Two years after Pittsburgh shooting, solemn anniversary marked online

Public commemorations of the 2018 shooting at the Tree of Life synagogue, which killed 11 Pittsburgh Jews, will be livestreamed.

(RNS) — Jews in Pittsburgh will mark the second anniversary of the Tree of Life shooting Tuesday (Oct. 27) as they did last year — with volunteer service projects and public Torah study sessions.

But because of the coronavirus, those Torah studies will take place on Zoom. A public commemoration sponsored by the 10.27 Healing Partnership will also be virtual, livestreaming at 7 p.m. on the anniversary.

The shooting at the Tree of Life synagogue, which killed 11 Pittsburgh Jews, was the deadliest anti-Semitic attack in American history. It shocked and wounded not only members of three Jewish congregations that worshipped in the building, but the nation’s 7 million Jews.


READ: One year after Tree of Life, a couple looks to the past for a way forward


The attack was carried out by a heavily armed gunman who stormed the synagogue at the start of Saturday morning services, spewing anti-Semitic invectives against Jews and the immigrants they advocated for.

A man observes a moment of silent reflection on the sidewalk outside the Tree of Life synagogue in Pittsburgh, on Tuesday, Oct. 27, 2020, the second anniversary of the shooting at the synagogue that killed 11 worshippers. (AP Photo/Gene J. Puskar)

No trial date has been set for Robert Bowers, the man accused in the shooting, who has pleaded not guilty to a 63-count indictment. The Justice Department wants the death penalty. Bowers’ legal team has asked for a plea deal.

Tree of Life, a fixture in Pittsburgh’s historically Jewish neighborhood of Squirrel Hill, has not reopened since the shooting. It’s unclear if it ever will.

Two of the congregations that met in the building are now renting space at Rodef Shalom, a large Reform synagogue that straddles the Oakland and Shadyside neighborhoods. A third, the New Light Congregation, recently signed a five-year contract to lease space at Beth Shalom, a Conservative synagogue in Squirrel Hill.
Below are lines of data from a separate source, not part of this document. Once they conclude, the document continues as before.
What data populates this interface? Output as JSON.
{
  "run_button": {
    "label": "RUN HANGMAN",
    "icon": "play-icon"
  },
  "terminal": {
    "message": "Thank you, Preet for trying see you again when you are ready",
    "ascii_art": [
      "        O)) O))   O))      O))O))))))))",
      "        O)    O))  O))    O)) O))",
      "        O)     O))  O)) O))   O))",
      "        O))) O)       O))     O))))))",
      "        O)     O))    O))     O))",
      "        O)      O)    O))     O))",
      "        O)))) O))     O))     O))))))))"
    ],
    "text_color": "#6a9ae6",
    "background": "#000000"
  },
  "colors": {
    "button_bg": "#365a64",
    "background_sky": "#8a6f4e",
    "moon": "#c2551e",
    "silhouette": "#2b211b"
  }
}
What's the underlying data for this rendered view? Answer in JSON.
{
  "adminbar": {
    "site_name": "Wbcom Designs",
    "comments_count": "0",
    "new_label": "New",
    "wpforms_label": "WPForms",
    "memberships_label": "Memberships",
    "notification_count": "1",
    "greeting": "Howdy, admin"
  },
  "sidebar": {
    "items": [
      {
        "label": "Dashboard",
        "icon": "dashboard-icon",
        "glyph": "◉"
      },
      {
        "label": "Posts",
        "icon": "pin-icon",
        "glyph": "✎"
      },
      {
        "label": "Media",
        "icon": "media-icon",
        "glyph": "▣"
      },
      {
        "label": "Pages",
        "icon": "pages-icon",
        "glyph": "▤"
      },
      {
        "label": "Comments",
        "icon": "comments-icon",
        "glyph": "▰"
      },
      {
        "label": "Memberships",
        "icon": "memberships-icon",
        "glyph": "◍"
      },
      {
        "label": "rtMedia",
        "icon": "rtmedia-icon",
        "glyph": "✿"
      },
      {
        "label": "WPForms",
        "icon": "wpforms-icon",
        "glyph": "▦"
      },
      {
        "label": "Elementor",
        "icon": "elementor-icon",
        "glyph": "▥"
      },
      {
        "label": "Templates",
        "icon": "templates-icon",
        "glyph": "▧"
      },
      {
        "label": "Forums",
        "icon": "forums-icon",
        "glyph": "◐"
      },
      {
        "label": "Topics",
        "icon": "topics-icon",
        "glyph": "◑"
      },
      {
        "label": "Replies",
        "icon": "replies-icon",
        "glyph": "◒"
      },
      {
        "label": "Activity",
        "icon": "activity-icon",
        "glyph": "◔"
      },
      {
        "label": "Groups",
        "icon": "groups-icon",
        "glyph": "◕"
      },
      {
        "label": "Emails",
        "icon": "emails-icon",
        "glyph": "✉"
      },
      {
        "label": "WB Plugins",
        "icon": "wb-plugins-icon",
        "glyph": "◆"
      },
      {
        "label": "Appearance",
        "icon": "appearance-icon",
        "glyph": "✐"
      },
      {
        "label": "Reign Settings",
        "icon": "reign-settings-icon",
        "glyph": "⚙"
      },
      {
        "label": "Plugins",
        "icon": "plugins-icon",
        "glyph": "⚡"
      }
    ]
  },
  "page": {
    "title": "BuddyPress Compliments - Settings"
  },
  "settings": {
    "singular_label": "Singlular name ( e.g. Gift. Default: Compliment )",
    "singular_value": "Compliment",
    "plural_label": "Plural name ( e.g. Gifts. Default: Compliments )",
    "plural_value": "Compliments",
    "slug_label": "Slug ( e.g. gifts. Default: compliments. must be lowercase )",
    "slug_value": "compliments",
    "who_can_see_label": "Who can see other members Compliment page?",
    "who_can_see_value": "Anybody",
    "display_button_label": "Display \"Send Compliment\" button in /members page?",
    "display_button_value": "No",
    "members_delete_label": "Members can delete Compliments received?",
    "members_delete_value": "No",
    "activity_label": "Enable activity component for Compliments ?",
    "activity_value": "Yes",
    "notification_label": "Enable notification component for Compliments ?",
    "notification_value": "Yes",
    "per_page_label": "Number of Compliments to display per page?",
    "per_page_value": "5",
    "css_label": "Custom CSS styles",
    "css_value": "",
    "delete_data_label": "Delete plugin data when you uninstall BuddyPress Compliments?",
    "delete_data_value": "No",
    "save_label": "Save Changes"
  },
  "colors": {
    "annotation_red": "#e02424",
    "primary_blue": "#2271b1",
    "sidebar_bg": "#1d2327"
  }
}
New polling sponsored by the American Jewish Committee, however, casts a ray of hope. It shows  Americans are aware of anti-Semitism and generally oppose it.

Graphic courtesy of AJC

The polls — one of American Jews and one of the U.S. public at large — show that many Americans are familiar with the reality of anti-Jewish bigotry. Sixty-two percent of Americans say anti-Semitism is a problem (compared with 88% of American Jews).

While 82% of American Jews say anti-Semitism has increased over the past five years, 43% of the general public thinks it has increased. Another 39% say incidents of anti-Semitism have remained the same.

And a full 90% percent of the U.S. public believes it’s important for schools to teach middle and high school students the history of the Holocaust.

“I don’t know if there’s any other country in the world where that percentage of the general population thinks the Holocaust is important to be taught,” said Holly Huffnagle, U.S. director for combating anti-Semitism at the AJC, a global organization that advocates on behalf of Jews.

The AJC’s two polls, based on phone interviews conducted in September and early October, included a representative sample of 1,334 Jews and a general public sample of 1,010 Americans. The margin of error for the general public sample was 3.7 percentage points; for the Jewish sample, it was 4.2.

Graphic courtesy of AJC

The AJC sees more work to be done to combat anti-Semitism. The general public poll, for example, found that only 53% of the general public knew or understood what the term “anti-Semitism” means. Sixty-nine percent of Jews blamed the Republican Party for anti-Semitic views; 52% of the general public did. (American Jews overwhelmingly vote for Democrats.)

For members of the three congregations whose loved ones were gunned down in Pittsburgh, a more important date than Tuesday’s commemoration is the massacre’s anniversary on the Hebrew calendar, which falls on Nov. 5.

On Nov. 4, some of the immediate family members of the dead will gather in Pittsburgh to light a candle. The next day, members of all three congregations will gather in person at the Jewish Community Center in Squirrel Hill to say the kaddish prayer for the dead.

Marnie Fienberg, whose mother-in-law, Joyce, died in the shooting, said she and her northern Virginia family are not driving to Pittsburgh this year because of the coronavirus pandemic. But the Fienbergs still planned to join the commemorations online.

“We’re separated from our family and from a lot of the Pittsburgh families,” Fienberg said. “But there’s a lot of wonderful people Zooming and calling and trying to reach out in the way they can, which is wonderful. The love is still there. The support is still there. I applaud everyone who is doing something about remembering.”